In John 14:15,21,23,24,28,31, Jesus spoke of love 10 times. In John 15:9,10,12,13,17 He spoke of love 9 times. He spoke of the Father’s love for Him and His love for the Father, His love for the disciples and their love for Him, for the Father, and for each other.
The word agape/agapao means ‘to esteem’ or ‘love’, indicating a direction of the will and finding one’s joy in something or someone. It differs from philo, which means ‘to love’, indicating feelings, warm affection, the kind of love expressed by a kiss (philema). Agape/Agapao love is a superior form of love than philo. It is always spoken of the Father’s love for us, Jesus’ love for us, and the love between the Father and Jesus. Philo love is almost always spoken of a person’s love for another person. It is translated ‘friendship’ or ‘kinship’ affection. The difference is best seen in Jesus’ post-resurrection encounter with Peter in John 21:15-17.
In His 1st question, Jesus asked, Simon, son of Jonah, do you love Me more than these? The ‘these’ refers to things other than Jesus Himself - “Peter, do you love Me more than the disciples, fish, boats, nets, etc.?” The question could also mean, “Peter, do you love Me more than the disciples love Me?” Either way, Jesus asked Peter if his love (agape) for Jesus was superior to all other things and superior to all other’s love for Him. Peter answered, Yes, Lord; You know that I love You. The word ‘know’ is oida: to know intuitively, perceptively, instinctively. The word ‘love’ that Peter used was philo. Literally, Peter said, “Lord, You sense that I am Your friend.”
In His 2nd question, Jesus asked, Simon, son of Jonah, do you love Me? Here Jesus became more personal with Peter - there is no comparative qualification to the question, it is a ‘matter of fact’ question, “Do you love (agape) Me?” Even though Peter answered, Yes, Lord; You know that I love You (philo), Jesus knew that Peter was not always His devoted friend, but struggled to demonstrate true devoted friendship to Jesus. He knew Peter had not accepted His will to go to the cross. He had heard for Himself, in the courtyard of the High Priest, Peter’s emphatic denial that he even knew Jesus.
In His 3rd question, Jesus asked, Simon, son of Jonah, do you love Me? The question is different. Jesus used the word philo instead of agape.
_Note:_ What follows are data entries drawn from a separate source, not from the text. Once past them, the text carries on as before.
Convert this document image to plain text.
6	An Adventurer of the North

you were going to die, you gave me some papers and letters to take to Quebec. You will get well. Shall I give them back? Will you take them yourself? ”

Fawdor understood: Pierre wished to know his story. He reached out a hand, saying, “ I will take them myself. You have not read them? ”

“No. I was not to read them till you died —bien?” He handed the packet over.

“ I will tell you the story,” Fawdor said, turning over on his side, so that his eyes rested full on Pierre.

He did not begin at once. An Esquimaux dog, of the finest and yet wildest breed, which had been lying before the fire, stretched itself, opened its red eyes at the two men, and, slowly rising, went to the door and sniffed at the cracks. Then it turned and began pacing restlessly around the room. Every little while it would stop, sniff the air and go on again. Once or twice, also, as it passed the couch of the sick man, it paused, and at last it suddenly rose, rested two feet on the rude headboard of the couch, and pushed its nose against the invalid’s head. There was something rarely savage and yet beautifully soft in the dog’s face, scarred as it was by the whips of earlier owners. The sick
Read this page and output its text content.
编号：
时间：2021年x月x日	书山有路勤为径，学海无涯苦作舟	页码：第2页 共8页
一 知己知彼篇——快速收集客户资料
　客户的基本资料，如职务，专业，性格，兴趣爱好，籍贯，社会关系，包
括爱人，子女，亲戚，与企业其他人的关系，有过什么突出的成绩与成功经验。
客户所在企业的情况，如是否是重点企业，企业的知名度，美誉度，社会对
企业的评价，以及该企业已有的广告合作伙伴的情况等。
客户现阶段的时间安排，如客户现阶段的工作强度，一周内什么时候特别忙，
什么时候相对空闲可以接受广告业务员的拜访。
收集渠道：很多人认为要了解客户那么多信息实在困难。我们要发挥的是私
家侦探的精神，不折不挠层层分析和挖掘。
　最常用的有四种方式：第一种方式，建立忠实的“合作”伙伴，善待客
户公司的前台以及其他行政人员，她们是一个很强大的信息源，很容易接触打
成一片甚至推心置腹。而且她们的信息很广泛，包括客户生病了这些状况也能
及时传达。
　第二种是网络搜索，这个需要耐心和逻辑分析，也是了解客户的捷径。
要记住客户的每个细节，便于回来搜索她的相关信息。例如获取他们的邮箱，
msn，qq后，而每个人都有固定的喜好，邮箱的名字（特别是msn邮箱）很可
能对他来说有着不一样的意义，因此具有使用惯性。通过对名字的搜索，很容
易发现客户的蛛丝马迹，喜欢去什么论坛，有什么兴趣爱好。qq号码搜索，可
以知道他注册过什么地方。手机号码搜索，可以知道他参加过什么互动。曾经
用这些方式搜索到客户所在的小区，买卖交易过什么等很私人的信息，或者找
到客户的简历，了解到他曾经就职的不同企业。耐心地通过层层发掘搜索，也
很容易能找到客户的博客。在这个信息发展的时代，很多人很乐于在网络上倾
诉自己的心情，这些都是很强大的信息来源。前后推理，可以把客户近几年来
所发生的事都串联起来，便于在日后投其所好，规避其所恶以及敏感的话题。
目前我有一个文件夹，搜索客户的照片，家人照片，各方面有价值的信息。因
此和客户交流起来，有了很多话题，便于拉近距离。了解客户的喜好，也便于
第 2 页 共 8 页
Literally He asked, “Peter, are you My friend?” Peter was broken-hearted, not because Jesus questioned Peter’s love 3 times, and not because it was an allusion to Peter denying Jesus 3 times. He was broken-hearted because he understood the deeper meaning of the question. Peter answered, Lord, You know all things; You know that I love You. Literally, Peter said, “Lord, You know intuitively (oida) all things, You know from experience (ginosko) that I am (now) Your friend (philo).” We cannot rise to the level of God’s love until first of all He condescends to us in order to lift us up to His love. In this is love, not that we loved God, but that He loved us and sent His Son to be the propitiation for our sins (1 John 4:10). Amen.